Dampak pelarangan ekspor CPO terhadap emiten di sektor minyak sawit juga akan memicu oversupply CPO dan minyak goreng di dalam negeri. Hal ini dikarenakan konsumsi minyak sawit dalam negeri hanya setara 35% dari gabungan konsumsi domestik dan ekspor, sedangkan jumlah minyak sawit Indonesia yang diekspor mencapai 65%.[9]

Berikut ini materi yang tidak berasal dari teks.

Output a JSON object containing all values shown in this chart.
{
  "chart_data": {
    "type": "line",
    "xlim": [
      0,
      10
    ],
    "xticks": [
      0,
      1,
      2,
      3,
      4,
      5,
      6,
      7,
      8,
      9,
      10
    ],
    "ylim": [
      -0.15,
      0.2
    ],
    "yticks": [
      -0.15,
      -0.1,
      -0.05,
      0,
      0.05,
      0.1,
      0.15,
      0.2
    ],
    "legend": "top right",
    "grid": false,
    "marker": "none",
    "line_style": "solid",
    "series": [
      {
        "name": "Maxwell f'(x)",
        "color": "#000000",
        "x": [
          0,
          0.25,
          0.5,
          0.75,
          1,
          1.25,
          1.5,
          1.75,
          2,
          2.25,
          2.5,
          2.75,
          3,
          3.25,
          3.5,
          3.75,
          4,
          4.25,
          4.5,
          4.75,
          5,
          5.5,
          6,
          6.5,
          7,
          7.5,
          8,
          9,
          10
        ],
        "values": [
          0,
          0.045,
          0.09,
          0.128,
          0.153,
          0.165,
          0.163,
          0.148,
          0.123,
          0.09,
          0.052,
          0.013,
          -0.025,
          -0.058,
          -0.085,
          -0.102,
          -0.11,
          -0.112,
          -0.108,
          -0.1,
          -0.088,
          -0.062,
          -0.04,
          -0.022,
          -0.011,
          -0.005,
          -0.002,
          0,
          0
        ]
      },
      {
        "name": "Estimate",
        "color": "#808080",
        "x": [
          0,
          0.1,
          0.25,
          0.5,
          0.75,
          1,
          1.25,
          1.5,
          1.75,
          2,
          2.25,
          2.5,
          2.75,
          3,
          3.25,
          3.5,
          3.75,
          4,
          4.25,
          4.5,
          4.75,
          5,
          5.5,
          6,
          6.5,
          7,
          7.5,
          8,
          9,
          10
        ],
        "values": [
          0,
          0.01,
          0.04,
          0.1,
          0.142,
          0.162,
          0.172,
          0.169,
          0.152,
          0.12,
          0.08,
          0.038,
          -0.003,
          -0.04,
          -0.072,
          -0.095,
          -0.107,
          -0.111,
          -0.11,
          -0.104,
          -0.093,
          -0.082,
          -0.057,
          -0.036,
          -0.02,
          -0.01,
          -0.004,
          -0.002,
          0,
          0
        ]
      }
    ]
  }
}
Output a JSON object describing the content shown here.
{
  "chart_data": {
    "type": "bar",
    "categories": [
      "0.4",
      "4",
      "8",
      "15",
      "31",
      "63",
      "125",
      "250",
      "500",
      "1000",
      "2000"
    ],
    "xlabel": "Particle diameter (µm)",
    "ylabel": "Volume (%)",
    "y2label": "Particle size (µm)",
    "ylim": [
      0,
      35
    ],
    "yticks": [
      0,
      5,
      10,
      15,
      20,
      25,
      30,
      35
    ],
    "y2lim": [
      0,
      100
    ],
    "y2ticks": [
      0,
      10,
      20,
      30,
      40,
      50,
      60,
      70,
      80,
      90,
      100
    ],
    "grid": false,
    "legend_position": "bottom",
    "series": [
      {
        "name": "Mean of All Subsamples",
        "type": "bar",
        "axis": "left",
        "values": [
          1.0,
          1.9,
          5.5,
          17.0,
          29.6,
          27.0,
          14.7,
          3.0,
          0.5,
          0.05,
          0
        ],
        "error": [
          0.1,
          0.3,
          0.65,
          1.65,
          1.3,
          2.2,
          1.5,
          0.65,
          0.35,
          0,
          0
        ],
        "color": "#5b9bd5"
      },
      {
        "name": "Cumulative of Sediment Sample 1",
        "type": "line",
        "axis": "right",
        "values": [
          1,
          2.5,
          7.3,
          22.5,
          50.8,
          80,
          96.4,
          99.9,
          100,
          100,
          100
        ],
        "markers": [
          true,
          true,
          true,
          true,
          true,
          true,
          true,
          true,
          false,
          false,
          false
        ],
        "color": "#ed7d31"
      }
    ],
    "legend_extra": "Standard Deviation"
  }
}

Selain berpotensi memicu terjadinya oversupply, larangan ekspor minyak sawit atau CPO juga dapat mempengaruhi hal-hal yang merupakan bagian dari pelaksanaan aktivitas ekspor tersebut, seperti bentuk-bentuk dari kerjasama antar pihak yang terjalin terkait aktivitas ekspor dan distributor, sebut saja salah satunya perjanjian kontrak dengan pihak lain yang telah terjalin sebelumnya berkenaan dengan aktivitas ekspor dan bisnis minyak sawit tersebut. Dengan adanya larangan ekspor pada sektor tertentu, dalam hal ini minyak sawit, dapat menyebabkan berakhirnya kerjasama eksportir dengan pihak terkait lainnya secara force majeure atau tidak sesuai dengan klausul dalam kontrak yang telah disepakati sebelumnya.  Force majeure sendiri terdapat dalam Pasal 1245 KUH Perdata, sebagai berikut :

“Pasal 1245 KUH Perdata

Tidaklah biaya rugi dan bunga, harus digantinya, apabila lantaran suatu kejadian tak disengaja si berutang berhalangan memberikan atau berbuat sesuatu yang diwajibkan, atau lantaran hal-hal yang sama telah melakukan perbuatan yang terlarang.”[10]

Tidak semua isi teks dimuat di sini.